Even if you do not own the water, you still need to preserve access and avoid interfering with the ditch or its maintenance corridor.
3. When You Do Share the Water
If you purchased a property with deeded agricultural water rights, you are now an active participant in the local water delivery system.
- The Ditch Company Fees: Most major canals are managed by a mutual ditch company. As a shareholder, you will pay annual assessment fees. These fees pay for the professional ditch rider who manages the main headgates and hires the heavy equipment crews for major repairs.
- Shared Laterals: The main canal delivers water to a smaller lateral ditch that might serve you and three of your neighbors. The ditch company is usually not responsible for the laterals. You and your neighbors are.
- Spring Cleaning: Every spring, before the water is turned on, the users of a shared lateral must work together to clear the winter debris, burn the weeds, and shovel out the silt. If you share a ditch, you must share the labor or the cost of hiring a contractor to do it.
4. The Danger of Altering a Ditch
Many new landowners want to move a ditch to build a riding arena, or they want to pipe it underground so their horses do not trip in it.
- The Accommodation Doctrine: Under Colorado law, you cannot unilaterally alter a ditch just because it is on your land.
- Seeking Permission: You must approach the ditch company or the downstream users with your engineering plans. If they agree that your proposed pipe or relocation will not impede their water flow or increase their future maintenance costs, they might grant you a crossing agreement.
- The Court Option: If the ditch owner refuses, your only recourse is to seek a declaratory judgment from a water court, proving that your alterations are reasonable and will not damage the ditch owner's vested rights. Proceeding without permission will result in a court order forcing you to tear up your improvements and restore the ditch at your own expense.
We Help You Navigate Ditch Laws
We do not just look at the grass, we look at how it gets watered.
When Mark Eibner and Belinda Seville help you evaluate a Colorado horse property, we pull the records to identify the specific ditch companies operating on the land.

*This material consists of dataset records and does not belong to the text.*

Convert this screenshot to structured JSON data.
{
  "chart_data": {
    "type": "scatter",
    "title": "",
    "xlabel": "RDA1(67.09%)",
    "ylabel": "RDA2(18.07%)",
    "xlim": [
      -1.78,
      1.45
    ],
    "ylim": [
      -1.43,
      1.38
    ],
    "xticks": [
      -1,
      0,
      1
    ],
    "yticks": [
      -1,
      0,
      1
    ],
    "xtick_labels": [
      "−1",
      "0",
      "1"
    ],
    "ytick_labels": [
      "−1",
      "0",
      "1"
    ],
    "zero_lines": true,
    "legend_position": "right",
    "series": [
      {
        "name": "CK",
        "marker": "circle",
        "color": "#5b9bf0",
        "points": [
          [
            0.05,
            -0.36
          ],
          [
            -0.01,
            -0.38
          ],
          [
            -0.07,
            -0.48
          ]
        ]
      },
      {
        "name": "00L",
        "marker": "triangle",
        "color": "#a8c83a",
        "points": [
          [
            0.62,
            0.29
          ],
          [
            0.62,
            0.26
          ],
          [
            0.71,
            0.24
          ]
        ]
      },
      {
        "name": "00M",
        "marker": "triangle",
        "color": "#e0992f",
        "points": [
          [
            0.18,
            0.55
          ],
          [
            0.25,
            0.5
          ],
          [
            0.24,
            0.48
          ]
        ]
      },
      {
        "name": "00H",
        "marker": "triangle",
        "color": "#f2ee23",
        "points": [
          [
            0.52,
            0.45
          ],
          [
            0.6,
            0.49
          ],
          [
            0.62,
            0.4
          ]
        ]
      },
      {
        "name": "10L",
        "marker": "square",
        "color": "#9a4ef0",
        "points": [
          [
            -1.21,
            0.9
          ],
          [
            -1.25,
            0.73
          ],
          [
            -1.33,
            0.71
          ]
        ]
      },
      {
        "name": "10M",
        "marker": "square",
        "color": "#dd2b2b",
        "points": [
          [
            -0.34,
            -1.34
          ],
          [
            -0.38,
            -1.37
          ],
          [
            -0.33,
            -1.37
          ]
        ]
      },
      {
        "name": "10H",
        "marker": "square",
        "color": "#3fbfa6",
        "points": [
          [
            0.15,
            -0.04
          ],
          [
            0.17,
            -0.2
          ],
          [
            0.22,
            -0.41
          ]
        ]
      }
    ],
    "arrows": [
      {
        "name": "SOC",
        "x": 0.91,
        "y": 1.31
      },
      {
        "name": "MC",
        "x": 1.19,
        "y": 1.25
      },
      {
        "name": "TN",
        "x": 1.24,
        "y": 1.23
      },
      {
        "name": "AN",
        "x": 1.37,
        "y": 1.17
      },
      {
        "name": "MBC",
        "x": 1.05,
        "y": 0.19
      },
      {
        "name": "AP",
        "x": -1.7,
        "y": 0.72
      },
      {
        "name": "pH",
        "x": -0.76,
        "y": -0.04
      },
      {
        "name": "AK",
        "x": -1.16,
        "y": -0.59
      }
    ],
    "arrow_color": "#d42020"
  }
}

We help you understand the extent of the easements, your maintenance obligations, and whether the existing water rights are sufficient to support your equestrian goals.
Contact Us Today to find a property with clear, manageable water infrastructure.
Browse Active Colorado Horse Properties: Browse Active Colorado Horse Properties with established agricultural water rights
Frequently Asked Questions (FAQ) About Ditch Rights
Can I build a fence across an irrigation ditch to keep my horses contained?
Usually, yes, but with strict conditions. You generally need to sign a crossing agreement with the ditch company. The fence cannot catch debris or obstruct the flow of water, and you must install gates wide enough to allow the ditch rider's heavy equipment to pass through the easement without delay.
What happens if a ditch breaches and floods my riding arena?
This is a complex legal issue. Ditch owners are not strictly liable for all seepage. Seepage is considered a normal historical burden of having a dirt ditch. However, if the ditch company was negligent in their maintenance, such as failing to clear a known blockage that caused a massive blowout, you may have grounds to seek damages.
Can I use the ditch water for my horses if it crosses my land?
Absolutely not, unless you hold the specific, deeded water rights to do so. Taking water from a ditch without a decreed right is considered theft in Colorado and is heavily prosecuted by the state water commissioner.